Britain Has Gained Nothing From Joining The Iraq War… And That’s Official  by Richard Heller  published Tribune 10 Nov 2006

 

“What benefits has Britain gained from joining the Iraq war and occupation?”  The answer is none. The Foreign Office told me so.

 

I put the simple question to each member of Tony Blair’s Cabinet last August and it them into a quandary although they have had over three years to think about it.

 

I waited a long time for any reply.  First to speak was Hazel Blears, Chair of the Labour Party, who sent me a fatuous and misleading automatic reply strewn with errors of English which were a poor advertisement for Labour’s education policies.

 

Next came Mr James Sherwin from the Directorate of Joint Commitments, Iraq, in the Ministry of Defence. He was more coherent than Hazel Blears  but largely irrelevant. He said that ministers still believed that it was right to remove the threat from Saddam Hussein (but was he a threat and was it necessary to go to war to deal with it?) He also suggested that Iraq and the Middle East and the wider world may become a better place for Saddam’s removal  (note: may become, not had become).

 

These were not compelling evidence of benefits to Britain  from joining the Iraq war.
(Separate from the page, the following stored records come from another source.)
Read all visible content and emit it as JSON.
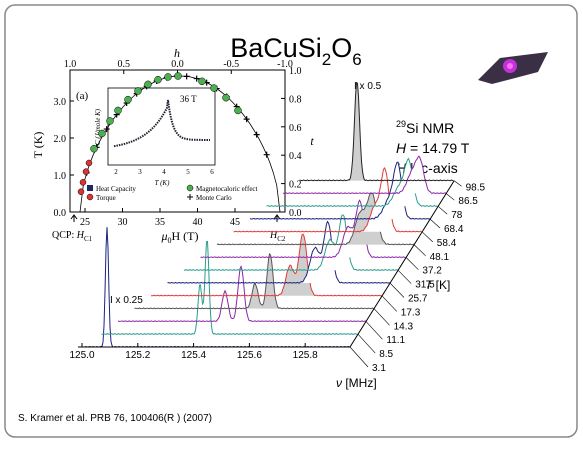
{
  "title": {
    "base": "BaCuSi",
    "sub1": "2",
    "mid": "O",
    "sub2": "6"
  },
  "phase_diagram": {
    "panel": "(a)",
    "top_label": "h",
    "top_ticks": [
      "1.0",
      "0.5",
      "0.0",
      "-0.5",
      "-1.0"
    ],
    "left_label": "T (K)",
    "left_ticks": [
      "0.0",
      "1.0",
      "2.0",
      "3.0"
    ],
    "right_label": "t",
    "right_ticks": [
      "0.0",
      "0.2",
      "0.4",
      "0.6",
      "0.8",
      "1.0"
    ],
    "bottom_label": {
      "mu": "μ",
      "sub": "0",
      "rest": "H (T)"
    },
    "bottom_ticks": [
      "25",
      "30",
      "35",
      "40",
      "45"
    ],
    "inset": {
      "field": "36 T",
      "x_label": "T (K)",
      "y_label": "C (J/mole K)",
      "x_ticks": [
        "2",
        "3",
        "4",
        "5",
        "6"
      ]
    },
    "legend": [
      "Heat Capacity",
      "Magnetocaloric effect",
      "Torque",
      "Monte Carlo"
    ],
    "qcp": {
      "prefix": "QCP: ",
      "h": "H",
      "sub": "C1"
    },
    "hc2": {
      "h": "H",
      "sub": "C2"
    }
  },
  "nmr": {
    "isotope": "29",
    "label": "Si NMR",
    "field_symbol": "H",
    "field_value": " = 14.79 T",
    "orient_symbol": "H",
    "orient_text": " || c-axis",
    "scale_top": "I x 0.5",
    "scale_bottom": "I x 0.25",
    "freq_ticks": [
      "125.0",
      "125.2",
      "125.4",
      "125.6",
      "125.8"
    ],
    "freq_label": {
      "symbol": "ν",
      "unit": " [MHz]"
    },
    "temp_label": {
      "symbol": "T",
      "unit": " [K]"
    },
    "temperatures": [
      "98.5",
      "86.5",
      "78",
      "68.4",
      "58.4",
      "48.1",
      "37.2",
      "31.5",
      "25.7",
      "17.3",
      "14.3",
      "11.1",
      "8.5",
      "3.1"
    ]
  },
  "citation": "S. Kramer et al. PRB 76, 100406(R ) (2007)"
}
But they were then demolished by a letter from Mr Ian Paterson of the Iraq Policy Unit of the Foreign and Commonwealth Office. He told me: “material benefits were never a consideration in taking the decision that British forces should participate in the military action in Iraq. The decision was based on the failure of Saddam’s regime to cooperate with the United Nations Security Council’s lawful demands to disarm and to cooperate with international inspectors which were contained in several UN Security Council resolutions.”

 

So that is why we invaded Iraq. We never expected or wanted any benefit for our country. We did it purely for love of the UN – to enforce its resolutions. The UN did not ask us to invade Iraq, and it even refused us a second resolution to authorize us to do so. But we loved the UN so much that we decided to invade Iraq anyway.

 

I would not like to give Mr Paterson’s reply to soldiers wounded or maimed in Iraq, or to the families of those killed there.  Perhaps that is why Tony Blair is so reluctant to meet them.

 

I do not reproach Mr Paterson: he is a civil servant, and civil servants often have to put their name to drivel on behalf of the government. However, his letter, and the entire government response to my question are a demonstration of bankruptcy. The government cannot think of any benefits to offset the costs of the war to our country or to justify the burden we have put on our forces.  

 

The war was supposed to make Britain safer. Instead we have more enemies than ever before. There is no country in the world where Britons are safer after the Iraq war – and that includes our own. The demands of the war have harmed our ability to deal with serious threats elsewhere, including Afghanistan, North Korea and Iran.  

 

The war was supposed to prevent Iraq giving support to terrorists. It is now a haven for terrorists of all kinds, and a major source of recruits and supplies.

 

The war was supposed to make Iraq a stable democracy. Iraq is now a charnel house, where the dead cannot be buried or counted and the living cope with the daily fear of robbery, extortion, kidnapping, rape, torture and murder. If Iraq ever becomes a working democracy its people, after their experience of occupation, are likely to hate our country and its allies and values for many years.

 

The war was supposed to give Tony Blair great influence over President George W Bush, although that was never a lawful or a moral reason for invading Iraq. But he has had no worthwhile influence on Bush’s policies and our forces have suffered from American failures and errors. As always, their fate is in American hands: if the Bush administration stays in Iraq, they stay, if it decides to cut and run we cut and run with them.

 

In war the British people normally come together and trust their government. Not in the Iraq war, which has divided our country and alienated entire communities from the British state itself. The British people have lost trust in their government, even when it tells the truth. This division and distrust have weakened all of Britain’s efforts against terrorism, at home and abroad.

 

The Iraq war has done nothing but harm to our country. We were propelled into it by a Prime Minister who has consistently refused to recognize the damage it has caused and who takes refuge in fantasy and false heroics. Reality never interferes with his vision of himself as a lonely King in Lord of the Rings, fighting for a good cause against the massed ranks of enemies and mockers.

 

Our country, and its armed forces in particular, will continue to suffer from the Iraq war until we get a Prime Minister with the courage or the common sense to admit that it was a giant mistake.